Écrivain - Formateur - Ateliers d'écriture


Les cinq sens

Publié par Dominique Lin sur 17 Avril 2013, 17:47pm

Catégories : #atelier d'écriture

Vous êtes dans le lieu de votre choix et vous en faites la description en faisant référence aux cinq sens.

Les cinq sens

Assis au fond de la salle dans un coin réservé aux fumeurs, il avait accroché son épais manteau à la patère de l’entrée, repoussé un peu la table pour être à l’aise.

Il était de passage dans ce village auvergnat où son métier de vendeur de lingerie fine le ramenait souvent. Il aimait cette région et voulait absolument en goûter les spécialités.

Bien enfoncé dans sur la banquette, il dévisageait les clients assis aux autres tables.

En attendant les tripoux qu’il avait commandés, il alluma un énorme cigare ; la fumée lui piquait les yeux qu’il fermait béatement afin de mieux apprécier ce délicieux tabac cubain.

Sa serviette autour du cou, attendant dans le brouhaha des couverts, le serveur qui arriva enfin, torchon sur le bras, l’air obséquieux, déposa l’assiette sur la table. Suivit le sommelier qui lui présenta un grand cru. L’homme sembla apprécier, c’était un épicurien et sa silhouette le confirmait.

Plutôt que de découvrir le village, il préférait manger, manger, mais que du bon. Il éteignit son cigare, rajusta sa serviette, huma avec gourmandise le plat, se réinstalla confortablement, les bras bien écartés, prêt à faire disparaître ces fameux tripoux.

La fourchette enfoncée avec délicatesse fit gicler le jus, il déposa lentement un morceau de viande dans sa bouche, ferma les yeux — il les fermait toujours quand il prenait du plaisir — et croqua dedans. Son visage rubicond, déjà coloré par la dégustation du vin, semblait prêt à exploser. Quel régal, comment pouvait-on être végétarien après ça ? Une petite salade verte fit descendre l’entrée, la viande, les légumes, le fromage et le vin.
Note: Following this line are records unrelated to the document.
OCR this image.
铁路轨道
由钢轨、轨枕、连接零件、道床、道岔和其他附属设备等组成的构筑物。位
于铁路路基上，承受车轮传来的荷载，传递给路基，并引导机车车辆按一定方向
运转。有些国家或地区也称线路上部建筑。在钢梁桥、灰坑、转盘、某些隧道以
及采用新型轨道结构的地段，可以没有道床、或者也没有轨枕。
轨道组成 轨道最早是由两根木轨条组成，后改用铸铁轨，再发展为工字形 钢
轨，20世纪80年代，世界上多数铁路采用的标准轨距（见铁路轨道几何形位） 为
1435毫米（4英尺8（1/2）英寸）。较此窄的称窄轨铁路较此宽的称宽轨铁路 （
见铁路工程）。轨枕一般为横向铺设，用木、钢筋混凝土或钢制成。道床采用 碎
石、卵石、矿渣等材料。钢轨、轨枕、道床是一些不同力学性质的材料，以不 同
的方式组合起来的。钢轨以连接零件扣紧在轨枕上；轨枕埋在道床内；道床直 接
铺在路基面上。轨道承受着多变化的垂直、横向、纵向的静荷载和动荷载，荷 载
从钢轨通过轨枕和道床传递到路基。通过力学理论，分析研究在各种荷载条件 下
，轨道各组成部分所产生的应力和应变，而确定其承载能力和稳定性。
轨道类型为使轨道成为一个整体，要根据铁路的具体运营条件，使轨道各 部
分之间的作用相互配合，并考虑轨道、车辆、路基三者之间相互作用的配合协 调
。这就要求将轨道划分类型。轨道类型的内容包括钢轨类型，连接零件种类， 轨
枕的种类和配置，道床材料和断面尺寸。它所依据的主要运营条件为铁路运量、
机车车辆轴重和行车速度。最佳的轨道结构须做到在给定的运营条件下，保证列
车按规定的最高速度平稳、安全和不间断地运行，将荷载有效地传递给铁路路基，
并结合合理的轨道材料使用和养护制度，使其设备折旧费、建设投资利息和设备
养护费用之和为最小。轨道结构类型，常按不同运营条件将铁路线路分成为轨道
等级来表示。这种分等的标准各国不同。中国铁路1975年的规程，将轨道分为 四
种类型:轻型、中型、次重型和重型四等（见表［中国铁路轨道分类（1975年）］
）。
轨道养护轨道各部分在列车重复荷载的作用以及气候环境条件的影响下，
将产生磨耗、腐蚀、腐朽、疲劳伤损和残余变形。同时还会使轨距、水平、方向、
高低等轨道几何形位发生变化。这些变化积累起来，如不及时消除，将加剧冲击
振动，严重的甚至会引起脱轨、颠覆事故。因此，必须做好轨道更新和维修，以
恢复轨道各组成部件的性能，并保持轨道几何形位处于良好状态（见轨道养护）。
Seul dans son plaisir, quelques gouttes de sauce coulaient encore aux commissures de ses lèvres, qu’il essuya soigneusement.

Le soir commençait à descendre, l’éclairage s’alluma, la salle se vidait petit à petit, une dernière gorgée de vin, un petit renvoi de satisfaction, il ralluma son cigare. On n’entendait plus que le bruit de la vaisselle que le personnel ramassait. Deux petites tapes sur sa bedaine, il enfila son manteau et sortit dans la rue où le bruit des voitures et le va-et-vient des passants le ramenèrent sur terre. II regagna son hôtel à pied, ouvrit sa chambre, se laissa tomber sur son lit et, sans même se déshabiller, s’endormit dans de bruyants ronflements.